We also need to assign RSVPs to user IDs. You can get specific user IDs by going to the Auth0 Dashboard Users and copying the user_id from the Identity Provider Attributes of whichever accounts you'd like to associate RSVPs to. Then when you log into the app with any of those accounts, the seed data RSVPs will be associated with the authentication service's userProfile.sub property.

Using this information, we can create some seed data for RSVPs. Let's add a couple of documents to the rsvps collection in our MongoDB database:

db.rsvps.insert([{
  "userId": "<IDP>|<USER_ID>",
  "eventId": "<EVENT_OBJECT_ID_STRING>",
  "attending": true,
  "guests": 3,
  "comments": "Really looking forward to this!"
}, {
  "userId": "<IDP>|<USER_ID>",
  "eventId": "<EVENT_OBJECT_ID_STRING>",
  "attending": false,
  "comments": "Regretfully, I can't make it."
}, {
  "userId": "<IDP>|<USER_ID>",
  "eventId": "<EVENT_OBJECT_ID_STRING>",
  "attending": true,
  "guests": 2
}])

Replace the information in angle brackets < > with user_ids from Auth0 and event IDs from the data we entered previously.
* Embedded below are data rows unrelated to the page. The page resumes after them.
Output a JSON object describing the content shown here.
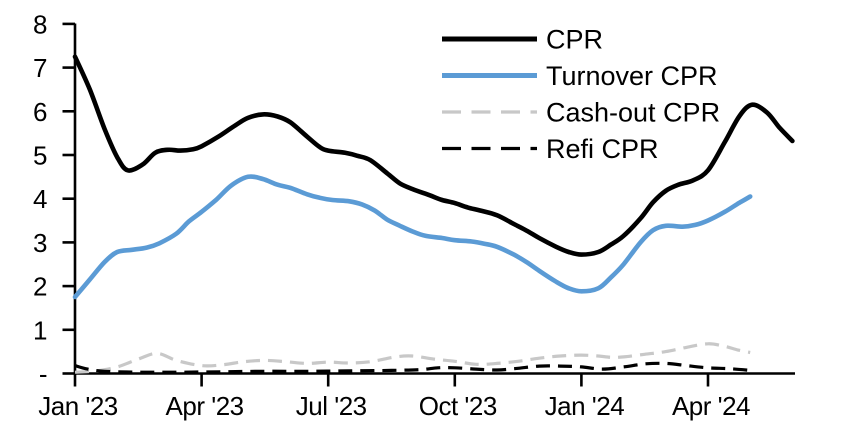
{
  "page": {
    "background": "#ffffff"
  },
  "chart_data": {
    "type": "line",
    "title": "",
    "x_axis": {
      "label": "",
      "tick_labels": [
        "Jan '23",
        "Apr '23",
        "Jul '23",
        "Oct '23",
        "Jan '24",
        "Apr '24"
      ],
      "tick_positions_months": [
        0,
        3,
        6,
        9,
        12,
        15
      ],
      "range_months": [
        0,
        17.1
      ],
      "grid": false
    },
    "y_axis": {
      "label": "",
      "tick_labels": [
        "-",
        "1",
        "2",
        "3",
        "4",
        "5",
        "6",
        "7",
        "8"
      ],
      "tick_values": [
        0,
        1,
        2,
        3,
        4,
        5,
        6,
        7,
        8
      ],
      "range": [
        0,
        8
      ],
      "grid": false
    },
    "legend": {
      "position": "top-right",
      "entries": [
        {
          "label": "CPR",
          "series_id": "cpr"
        },
        {
          "label": "Turnover CPR",
          "series_id": "turnover_cpr"
        },
        {
          "label": "Cash-out CPR",
          "series_id": "cashout_cpr"
        },
        {
          "label": "Refi CPR",
          "series_id": "refi_cpr"
        }
      ]
    },
    "series": [
      {
        "id": "cpr",
        "name": "CPR",
        "color": "#000000",
        "line_style": "solid",
        "stroke_width": 4.6,
        "x_unit": "months_since_jan_2023",
        "points": [
          [
            0,
            7.25
          ],
          [
            0.35,
            6.5
          ],
          [
            0.7,
            5.6
          ],
          [
            1.0,
            4.95
          ],
          [
            1.25,
            4.65
          ],
          [
            1.6,
            4.78
          ],
          [
            1.9,
            5.05
          ],
          [
            2.2,
            5.12
          ],
          [
            2.5,
            5.1
          ],
          [
            2.8,
            5.13
          ],
          [
            3.0,
            5.2
          ],
          [
            3.4,
            5.42
          ],
          [
            3.8,
            5.68
          ],
          [
            4.1,
            5.85
          ],
          [
            4.45,
            5.93
          ],
          [
            4.8,
            5.88
          ],
          [
            5.1,
            5.75
          ],
          [
            5.5,
            5.42
          ],
          [
            5.8,
            5.18
          ],
          [
            6.0,
            5.1
          ],
          [
            6.4,
            5.05
          ],
          [
            6.7,
            4.98
          ],
          [
            7.0,
            4.88
          ],
          [
            7.4,
            4.58
          ],
          [
            7.7,
            4.35
          ],
          [
            8.0,
            4.22
          ],
          [
            8.4,
            4.08
          ],
          [
            8.7,
            3.97
          ],
          [
            9.0,
            3.9
          ],
          [
            9.3,
            3.8
          ],
          [
            9.6,
            3.73
          ],
          [
            10.0,
            3.62
          ],
          [
            10.4,
            3.42
          ],
          [
            10.7,
            3.27
          ],
          [
            11.0,
            3.1
          ],
          [
            11.4,
            2.9
          ],
          [
            11.7,
            2.78
          ],
          [
            12.0,
            2.72
          ],
          [
            12.4,
            2.78
          ],
          [
            12.7,
            2.95
          ],
          [
            13.0,
            3.15
          ],
          [
            13.4,
            3.55
          ],
          [
            13.7,
            3.92
          ],
          [
            14.0,
            4.18
          ],
          [
            14.3,
            4.32
          ],
          [
            14.65,
            4.42
          ],
          [
            15.0,
            4.65
          ],
          [
            15.4,
            5.3
          ],
          [
            15.75,
            5.9
          ],
          [
            16.05,
            6.15
          ],
          [
            16.4,
            5.97
          ],
          [
            16.7,
            5.62
          ],
          [
            17.0,
            5.32
          ]
        ]
      },
      {
        "id": "turnover_cpr",
        "name": "Turnover CPR",
        "color": "#5B9BD5",
        "line_style": "solid",
        "stroke_width": 4.6,
        "x_unit": "months_since_jan_2023",
        "points": [
          [
            0,
            1.75
          ],
          [
            0.35,
            2.15
          ],
          [
            0.7,
            2.55
          ],
          [
            1.0,
            2.78
          ],
          [
            1.35,
            2.83
          ],
          [
            1.7,
            2.88
          ],
          [
            2.0,
            2.98
          ],
          [
            2.4,
            3.2
          ],
          [
            2.7,
            3.48
          ],
          [
            3.0,
            3.7
          ],
          [
            3.35,
            3.98
          ],
          [
            3.7,
            4.3
          ],
          [
            4.1,
            4.5
          ],
          [
            4.45,
            4.45
          ],
          [
            4.8,
            4.32
          ],
          [
            5.1,
            4.25
          ],
          [
            5.5,
            4.1
          ],
          [
            5.8,
            4.02
          ],
          [
            6.1,
            3.97
          ],
          [
            6.5,
            3.94
          ],
          [
            6.8,
            3.87
          ],
          [
            7.1,
            3.73
          ],
          [
            7.4,
            3.52
          ],
          [
            7.7,
            3.38
          ],
          [
            8.0,
            3.25
          ],
          [
            8.3,
            3.15
          ],
          [
            8.7,
            3.1
          ],
          [
            9.0,
            3.05
          ],
          [
            9.4,
            3.02
          ],
          [
            9.7,
            2.97
          ],
          [
            10.0,
            2.9
          ],
          [
            10.4,
            2.72
          ],
          [
            10.7,
            2.55
          ],
          [
            11.0,
            2.35
          ],
          [
            11.4,
            2.1
          ],
          [
            11.7,
            1.95
          ],
          [
            12.0,
            1.88
          ],
          [
            12.4,
            1.95
          ],
          [
            12.7,
            2.2
          ],
          [
            13.0,
            2.5
          ],
          [
            13.4,
            3.0
          ],
          [
            13.7,
            3.28
          ],
          [
            14.0,
            3.38
          ],
          [
            14.4,
            3.36
          ],
          [
            14.7,
            3.4
          ],
          [
            15.0,
            3.5
          ],
          [
            15.4,
            3.7
          ],
          [
            15.7,
            3.88
          ],
          [
            16.0,
            4.05
          ]
        ]
      },
      {
        "id": "cashout_cpr",
        "name": "Cash-out CPR",
        "color": "#C8C8C8",
        "line_style": "dashed",
        "stroke_width": 3.2,
        "x_unit": "months_since_jan_2023",
        "points": [
          [
            0,
            0.03
          ],
          [
            0.5,
            0.06
          ],
          [
            1.0,
            0.15
          ],
          [
            1.5,
            0.33
          ],
          [
            1.95,
            0.46
          ],
          [
            2.4,
            0.3
          ],
          [
            3.0,
            0.18
          ],
          [
            3.5,
            0.2
          ],
          [
            4.0,
            0.27
          ],
          [
            4.5,
            0.3
          ],
          [
            5.0,
            0.27
          ],
          [
            5.5,
            0.23
          ],
          [
            6.0,
            0.26
          ],
          [
            6.5,
            0.24
          ],
          [
            7.0,
            0.27
          ],
          [
            7.6,
            0.38
          ],
          [
            8.0,
            0.4
          ],
          [
            8.5,
            0.33
          ],
          [
            9.0,
            0.28
          ],
          [
            9.5,
            0.21
          ],
          [
            10.0,
            0.23
          ],
          [
            10.5,
            0.28
          ],
          [
            11.0,
            0.35
          ],
          [
            11.5,
            0.4
          ],
          [
            12.0,
            0.42
          ],
          [
            12.4,
            0.4
          ],
          [
            12.7,
            0.37
          ],
          [
            13.0,
            0.38
          ],
          [
            13.5,
            0.44
          ],
          [
            14.0,
            0.5
          ],
          [
            14.5,
            0.6
          ],
          [
            15.0,
            0.68
          ],
          [
            15.4,
            0.62
          ],
          [
            15.7,
            0.54
          ],
          [
            16.0,
            0.48
          ]
        ]
      },
      {
        "id": "refi_cpr",
        "name": "Refi CPR",
        "color": "#000000",
        "line_style": "dashed",
        "stroke_width": 3.2,
        "x_unit": "months_since_jan_2023",
        "points": [
          [
            0,
            0.18
          ],
          [
            0.3,
            0.1
          ],
          [
            0.7,
            0.05
          ],
          [
            1.5,
            0.03
          ],
          [
            2.5,
            0.03
          ],
          [
            3.5,
            0.04
          ],
          [
            4.5,
            0.05
          ],
          [
            5.5,
            0.05
          ],
          [
            6.5,
            0.06
          ],
          [
            7.5,
            0.07
          ],
          [
            8.2,
            0.09
          ],
          [
            8.6,
            0.13
          ],
          [
            9.0,
            0.13
          ],
          [
            9.5,
            0.1
          ],
          [
            10.0,
            0.08
          ],
          [
            10.5,
            0.12
          ],
          [
            11.0,
            0.17
          ],
          [
            11.5,
            0.17
          ],
          [
            12.0,
            0.15
          ],
          [
            12.5,
            0.1
          ],
          [
            13.0,
            0.15
          ],
          [
            13.5,
            0.22
          ],
          [
            14.0,
            0.23
          ],
          [
            14.5,
            0.18
          ],
          [
            15.0,
            0.13
          ],
          [
            15.5,
            0.11
          ],
          [
            16.0,
            0.07
          ]
        ]
      }
    ]
  }
}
This will set up the appropriate relationships.

The database should then look something like this in MongoBooster:

MongoBooster makes it simple to manipulate collections and documents as well as query the database with both the Mongo shell and a GUI. It's a handy tool to have at your disposal for any MongoDB project, and particularly useful if you need to work with a database that is not hosted on your local machine.

We now have some seed documents to work with so we can get our API and Angular app up and running with data available right off the bat.

Aside: Securing Applications with Auth0

Are you building a B2C, B2B, or B2E tool? Auth0 can help you focus on what matters the most to you, the special features of your product. Auth0 can improve your product's security with state-of-the-art features like passwordless, breached password surveillance, and multifactor authentication.

We offer a generous free tier so you can get started with modern authentication.

Summary

In Part 2 of our Real-World Angular Series, we've covered authentication and authorization, feature planning, and data modeling for our MEAN stack application. In the next part of the tutorial series, we'll tackle fetching data from the database with a Node API and displaying data with Angular, complete with filtering and sorting.